Qué es el ADN

Lo que es, el pasado y el futuro, está escrito en los genes del ADN (ácido desoxirribonucleico). Es el “código de barra” de cada ser en este mundo. Todo lo que miramos a nuestro alrededor y lo que camina en estos momentos en la otra punta del planeta, lo que está naciendo o muriendo, todo tiene genes con la información precisa para hacer de cada especie lo que es y lo que será. El ADN está compuesto por genes, y cada gen contiene una cierta cantidad de información y de órdenes (tienen una función). Separar, cortar y pegar (“tijeras genéticas”) es la tarea de los científicos abocados a esta disciplina. Según opinan los expertos, si se determina el gen que ocasiona un mal, al reemplazarlo se podrían corregir enfermedades como el SIDA. Deshacer una célula y después volverla a armar es una cuestión hasta ahora posible.
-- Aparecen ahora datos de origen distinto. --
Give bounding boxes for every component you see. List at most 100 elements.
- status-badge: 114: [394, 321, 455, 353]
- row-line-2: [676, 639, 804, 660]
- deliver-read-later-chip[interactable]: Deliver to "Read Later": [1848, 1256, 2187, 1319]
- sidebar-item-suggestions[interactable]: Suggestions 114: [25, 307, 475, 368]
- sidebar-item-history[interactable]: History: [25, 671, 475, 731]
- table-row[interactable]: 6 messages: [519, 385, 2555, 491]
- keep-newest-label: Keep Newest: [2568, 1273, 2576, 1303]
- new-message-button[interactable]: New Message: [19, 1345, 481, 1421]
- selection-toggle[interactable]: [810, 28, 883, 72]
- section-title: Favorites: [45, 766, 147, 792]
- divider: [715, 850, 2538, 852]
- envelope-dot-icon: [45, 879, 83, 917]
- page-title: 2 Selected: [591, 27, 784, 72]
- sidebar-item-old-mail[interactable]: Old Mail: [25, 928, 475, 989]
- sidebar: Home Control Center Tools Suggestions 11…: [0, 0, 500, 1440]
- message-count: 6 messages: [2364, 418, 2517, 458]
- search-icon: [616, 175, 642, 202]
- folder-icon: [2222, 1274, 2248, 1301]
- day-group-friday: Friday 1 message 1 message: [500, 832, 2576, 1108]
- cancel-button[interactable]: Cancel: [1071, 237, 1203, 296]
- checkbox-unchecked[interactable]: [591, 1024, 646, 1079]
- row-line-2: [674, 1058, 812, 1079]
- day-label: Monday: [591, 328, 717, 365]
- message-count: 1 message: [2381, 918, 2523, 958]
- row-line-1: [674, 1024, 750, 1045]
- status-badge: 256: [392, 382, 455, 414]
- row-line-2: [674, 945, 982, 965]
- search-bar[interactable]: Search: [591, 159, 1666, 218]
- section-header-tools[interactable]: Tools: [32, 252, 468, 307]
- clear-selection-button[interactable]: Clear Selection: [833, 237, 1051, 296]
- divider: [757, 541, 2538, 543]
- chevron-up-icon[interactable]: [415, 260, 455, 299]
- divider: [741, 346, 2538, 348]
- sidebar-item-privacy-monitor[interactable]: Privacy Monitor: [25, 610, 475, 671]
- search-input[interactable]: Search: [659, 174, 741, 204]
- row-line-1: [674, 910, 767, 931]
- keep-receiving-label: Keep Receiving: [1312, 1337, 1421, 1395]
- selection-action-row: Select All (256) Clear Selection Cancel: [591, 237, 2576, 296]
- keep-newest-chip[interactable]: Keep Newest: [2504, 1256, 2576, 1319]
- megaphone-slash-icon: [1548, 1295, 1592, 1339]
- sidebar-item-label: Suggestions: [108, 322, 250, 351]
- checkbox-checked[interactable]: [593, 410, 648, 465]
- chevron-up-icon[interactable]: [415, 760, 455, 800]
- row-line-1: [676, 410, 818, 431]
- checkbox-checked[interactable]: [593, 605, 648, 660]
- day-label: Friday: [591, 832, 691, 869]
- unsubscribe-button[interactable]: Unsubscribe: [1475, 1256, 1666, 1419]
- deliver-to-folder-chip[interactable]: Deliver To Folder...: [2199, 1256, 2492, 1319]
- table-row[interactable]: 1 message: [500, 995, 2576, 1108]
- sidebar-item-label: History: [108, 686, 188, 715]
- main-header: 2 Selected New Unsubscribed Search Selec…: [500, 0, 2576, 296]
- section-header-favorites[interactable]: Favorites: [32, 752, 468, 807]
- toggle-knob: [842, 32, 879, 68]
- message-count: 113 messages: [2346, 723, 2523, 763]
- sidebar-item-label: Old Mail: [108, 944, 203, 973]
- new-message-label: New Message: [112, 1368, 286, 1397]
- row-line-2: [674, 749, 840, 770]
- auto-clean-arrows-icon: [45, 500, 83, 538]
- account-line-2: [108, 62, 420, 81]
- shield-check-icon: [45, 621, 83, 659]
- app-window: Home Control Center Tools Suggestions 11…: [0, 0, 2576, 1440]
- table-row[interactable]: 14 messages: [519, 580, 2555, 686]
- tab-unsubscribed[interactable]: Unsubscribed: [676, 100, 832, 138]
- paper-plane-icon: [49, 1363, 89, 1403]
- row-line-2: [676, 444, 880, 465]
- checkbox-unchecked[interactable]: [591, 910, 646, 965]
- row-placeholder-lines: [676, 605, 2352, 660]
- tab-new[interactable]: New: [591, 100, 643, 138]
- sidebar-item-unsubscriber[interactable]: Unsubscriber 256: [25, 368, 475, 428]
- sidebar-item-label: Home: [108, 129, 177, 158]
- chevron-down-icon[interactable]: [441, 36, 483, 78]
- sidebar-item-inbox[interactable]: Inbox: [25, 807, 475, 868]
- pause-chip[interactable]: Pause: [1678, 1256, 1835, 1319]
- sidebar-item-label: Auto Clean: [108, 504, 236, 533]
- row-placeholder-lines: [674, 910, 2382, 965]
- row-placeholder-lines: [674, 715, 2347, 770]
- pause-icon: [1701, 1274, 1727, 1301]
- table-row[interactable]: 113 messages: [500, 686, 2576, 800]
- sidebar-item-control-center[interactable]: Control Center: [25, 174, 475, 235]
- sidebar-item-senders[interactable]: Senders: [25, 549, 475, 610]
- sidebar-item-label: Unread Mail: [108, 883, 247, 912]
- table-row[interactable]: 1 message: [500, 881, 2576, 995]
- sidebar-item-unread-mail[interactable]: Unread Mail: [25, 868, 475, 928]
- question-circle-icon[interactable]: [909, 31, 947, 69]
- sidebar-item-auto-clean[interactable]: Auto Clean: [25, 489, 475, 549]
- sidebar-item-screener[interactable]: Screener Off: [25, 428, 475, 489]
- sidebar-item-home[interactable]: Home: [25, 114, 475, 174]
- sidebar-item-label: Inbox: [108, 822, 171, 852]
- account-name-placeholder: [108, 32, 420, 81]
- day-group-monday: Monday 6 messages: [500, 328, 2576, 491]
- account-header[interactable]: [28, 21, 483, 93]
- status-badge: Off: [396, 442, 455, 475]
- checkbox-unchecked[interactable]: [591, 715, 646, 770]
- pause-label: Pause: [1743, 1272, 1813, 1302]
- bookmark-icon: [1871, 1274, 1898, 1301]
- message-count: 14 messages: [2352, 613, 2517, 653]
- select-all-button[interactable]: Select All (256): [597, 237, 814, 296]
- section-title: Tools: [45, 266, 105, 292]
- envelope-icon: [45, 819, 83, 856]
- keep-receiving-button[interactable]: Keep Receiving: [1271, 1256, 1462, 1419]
Si está en una etapa experimental la ingeniería genética, las consecuencias y “conductas” de los nuevos seres “reprogramados” se encuentra en el terreno de las especulaciones.


Haciendo historia

James Watson y Francis Crick fueron quienes describieron la estructura del ADN, y veinte años después, Stanley Cohen y Herbert Boyer, descubrieron que combinando genes, se puede obtener una nueva estructura. Nació así la ingeniería genética ,y desde entonces es la vedette del siglo que fue y del actual.
Alejandra Folgarait, en su libro “Manipulación genética”, explica con lujo de detalles la historia de la biotecnología moderna, y también, la flamante asociación del científico con el empresario. “Con la mente puesta tanto en el mercado y los negocios como en la investigación del ADN, estos nuevos científicos (investigador-empresario) cambiaron para siempre la manera de hacer ciencia en biología. A partir de entonces, cada investigación se diseñó con el objetivo de conseguir un producto que satisfaga una demanda social: ya fuera la hormona de crecimiento, la insulina o una nueva variedad de algodón resistente a las plagas”.


Qué alimentos pueden tener OGM

Carnes: salchichas, medallones, supremas, rebosados o bocadillos de pollo, hamburguesas, milanesas, paté, etc.

Pastas: Fideos, ñoquis, capelletis, pizzas de mozzarellas, ravioles, etc.

Condimentos: Caldos, cubitos de pan.

Cereales: arroz y cereales para desayuno.

Golosinas: Galletitas, alfajores, bocaditos, bombones, bizcochos, caramelos, chupetines, chocolates, obleas, turrones, etc.

Panadería: Panes láctales, magdalenas, budines, bizcochuelos, tostadas, galletitas de agua o saladas, pan de salvado, etc.

Otros: Leches y chocolatadas en polvo, chocolatadas líquidas, milanesas de soja, sopas, helados, productos de repostería (bizcochuelos, baños de repostería, cubre tortas, mouse, etc), jugos, cervezas, empanadas elaboradas, margarinas, mayonesas, papas fritas, rabas o aceites, etc.